2ª- Porém, na página 7 da sentença recorrida é dito quanto ao pedido relativo às perdas salariais que “não resultou demonstrado nos autos os contornos claros de uma actividade remunerada exercida com regularidade pela Autora, pelo que nesta parte julga-se improcedente o pedido formulado”.
3ª- Requeremos a rectificação da sentença, mas, nesta parte, não foi o nosso pedido atendido.
4ª- A verdade é que a não procedência de tal pedido acarreta a nulidade da sentença, nos termos do disposto na alínea c) do nº 1 do artigo 668º do CPC.
5ª- Da matéria de facto dada como assente resulta que a Autora trabalhava da Suíça e que ficou impossibilitada de trabalhar durante 22 dias, pelo que o pedido deveria, desde logo, ser julgado procedente.
6ª- Porém, existem outros elementos nos autos que comprovam o exercício regular de uma actividade remunerada.
7ª- Basta atentar-se nos depoimentos prestados por F………., por G………. e pelo pai da apelante, H………. .
8ª- O pai da apelante que também trabalhava na Suíça foi peremptório quando afirmou que a filha trabalhava de forma contínua no Hotel e que se encontrava cá para passar somente um mês de férias.
9ª- Ainda que não existam nos autos elementos que permitam concluir pelo montante de remuneração auferido pela apelante à data do acidente, dúvidas não restam que à data a mesma exercia de forma contínua uma actividade remunerada.
10ª- O montante de € 15.000, 00 fixado a título de compensação pelos danos estéticos mostra-se muito pequeno.

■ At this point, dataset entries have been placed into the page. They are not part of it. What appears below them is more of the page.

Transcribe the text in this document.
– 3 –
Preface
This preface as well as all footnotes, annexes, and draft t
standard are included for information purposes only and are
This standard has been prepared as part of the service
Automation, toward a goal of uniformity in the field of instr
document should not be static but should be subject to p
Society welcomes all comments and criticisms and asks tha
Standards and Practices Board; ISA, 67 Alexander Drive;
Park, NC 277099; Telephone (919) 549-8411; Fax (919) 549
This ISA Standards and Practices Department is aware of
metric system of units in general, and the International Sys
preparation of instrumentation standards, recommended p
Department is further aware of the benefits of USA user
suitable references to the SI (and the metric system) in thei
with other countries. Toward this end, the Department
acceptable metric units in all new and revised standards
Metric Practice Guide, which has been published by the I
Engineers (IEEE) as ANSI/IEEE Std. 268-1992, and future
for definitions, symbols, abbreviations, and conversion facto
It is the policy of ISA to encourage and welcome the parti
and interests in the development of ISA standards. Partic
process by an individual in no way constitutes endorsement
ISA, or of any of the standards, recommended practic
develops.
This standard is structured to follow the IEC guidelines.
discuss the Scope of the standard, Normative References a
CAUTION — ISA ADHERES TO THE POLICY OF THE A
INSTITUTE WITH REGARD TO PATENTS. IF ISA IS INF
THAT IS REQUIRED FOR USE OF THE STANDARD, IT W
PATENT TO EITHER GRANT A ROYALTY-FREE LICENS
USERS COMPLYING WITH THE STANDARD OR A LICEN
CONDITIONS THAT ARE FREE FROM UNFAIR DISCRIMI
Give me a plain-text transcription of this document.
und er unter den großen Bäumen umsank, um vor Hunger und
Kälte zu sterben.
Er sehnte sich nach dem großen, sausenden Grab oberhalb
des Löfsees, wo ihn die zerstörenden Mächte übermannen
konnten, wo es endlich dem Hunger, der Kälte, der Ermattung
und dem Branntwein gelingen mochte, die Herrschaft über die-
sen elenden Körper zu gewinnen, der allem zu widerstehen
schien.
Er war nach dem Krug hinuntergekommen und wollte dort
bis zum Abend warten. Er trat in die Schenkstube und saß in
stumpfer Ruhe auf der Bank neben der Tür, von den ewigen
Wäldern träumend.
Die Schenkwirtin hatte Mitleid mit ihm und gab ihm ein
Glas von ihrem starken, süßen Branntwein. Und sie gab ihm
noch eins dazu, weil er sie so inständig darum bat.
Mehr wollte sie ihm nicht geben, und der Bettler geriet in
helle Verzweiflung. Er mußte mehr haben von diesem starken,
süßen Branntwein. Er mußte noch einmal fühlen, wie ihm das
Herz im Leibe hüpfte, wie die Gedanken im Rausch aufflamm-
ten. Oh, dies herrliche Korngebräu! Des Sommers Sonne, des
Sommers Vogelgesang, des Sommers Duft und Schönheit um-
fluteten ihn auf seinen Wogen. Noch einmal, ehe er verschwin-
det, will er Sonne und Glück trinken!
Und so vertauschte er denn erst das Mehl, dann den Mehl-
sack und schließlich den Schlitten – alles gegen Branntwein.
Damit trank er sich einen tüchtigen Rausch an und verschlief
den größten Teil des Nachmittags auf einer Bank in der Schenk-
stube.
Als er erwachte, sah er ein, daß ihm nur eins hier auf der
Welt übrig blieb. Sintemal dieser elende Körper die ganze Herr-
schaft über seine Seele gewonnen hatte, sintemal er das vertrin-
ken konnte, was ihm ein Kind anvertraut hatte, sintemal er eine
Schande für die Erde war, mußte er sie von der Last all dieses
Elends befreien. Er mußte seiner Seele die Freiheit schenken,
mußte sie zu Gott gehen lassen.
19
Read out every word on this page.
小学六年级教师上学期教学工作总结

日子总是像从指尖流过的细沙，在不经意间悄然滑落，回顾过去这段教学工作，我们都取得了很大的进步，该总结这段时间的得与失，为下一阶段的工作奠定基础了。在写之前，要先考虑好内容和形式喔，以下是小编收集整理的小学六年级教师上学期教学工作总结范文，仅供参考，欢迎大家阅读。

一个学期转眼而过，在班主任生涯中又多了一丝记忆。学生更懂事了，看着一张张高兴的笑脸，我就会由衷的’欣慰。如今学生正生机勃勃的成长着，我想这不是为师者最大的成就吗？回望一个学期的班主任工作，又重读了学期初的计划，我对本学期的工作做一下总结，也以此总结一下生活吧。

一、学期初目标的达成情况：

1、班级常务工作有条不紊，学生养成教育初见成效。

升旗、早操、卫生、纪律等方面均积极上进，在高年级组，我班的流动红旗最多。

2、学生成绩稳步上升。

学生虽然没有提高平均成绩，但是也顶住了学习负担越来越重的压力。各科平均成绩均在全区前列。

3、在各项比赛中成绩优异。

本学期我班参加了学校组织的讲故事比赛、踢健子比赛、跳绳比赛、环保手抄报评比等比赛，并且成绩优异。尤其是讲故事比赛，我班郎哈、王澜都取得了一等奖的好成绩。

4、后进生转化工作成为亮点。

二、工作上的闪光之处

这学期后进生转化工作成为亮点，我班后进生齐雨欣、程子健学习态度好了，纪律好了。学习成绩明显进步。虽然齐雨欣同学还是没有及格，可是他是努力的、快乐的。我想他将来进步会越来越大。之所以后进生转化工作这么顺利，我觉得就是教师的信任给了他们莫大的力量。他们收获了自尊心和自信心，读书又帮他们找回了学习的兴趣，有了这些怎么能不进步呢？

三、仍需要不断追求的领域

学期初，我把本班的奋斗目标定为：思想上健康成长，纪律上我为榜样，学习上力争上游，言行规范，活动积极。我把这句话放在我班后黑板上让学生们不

Até porque contempla já a depreciação monetária.
11ª- A apelante ficou com dois danos estéticos irreversíveis.
12ª- Vai ficar para toda a vida com as manchas negras na coxa e com a ferida no braço esquerdo.
13ª- À altura do acidente tinha somente 28 anos e era solteira.
14ª- A sua vida ficou fortemente condicionada.
15ª- Era alegre e desinibida e tornou-se envergonhada e desgostosa.
16ª- Vai ter que conviver o resto dos seus dias com os dois danos estéticos.
17ª- O valor de € 25.000,00 tal qual peticionado mostra-se mais adequado a compensar a apelante pelos danos estéticos.
18ª- O montante de €7.500,00 atribuído a título de danos morais também não se mostra adequado, atendendo à factualidade apurada, para compensar a Autora por todo o sofrimento que o acidente e posteriores tratamentos lhe causaram.
19ª- Antes se impõe que a indemnização a esse título seja fixada em € 10.000,00 tal qual foi peticionado.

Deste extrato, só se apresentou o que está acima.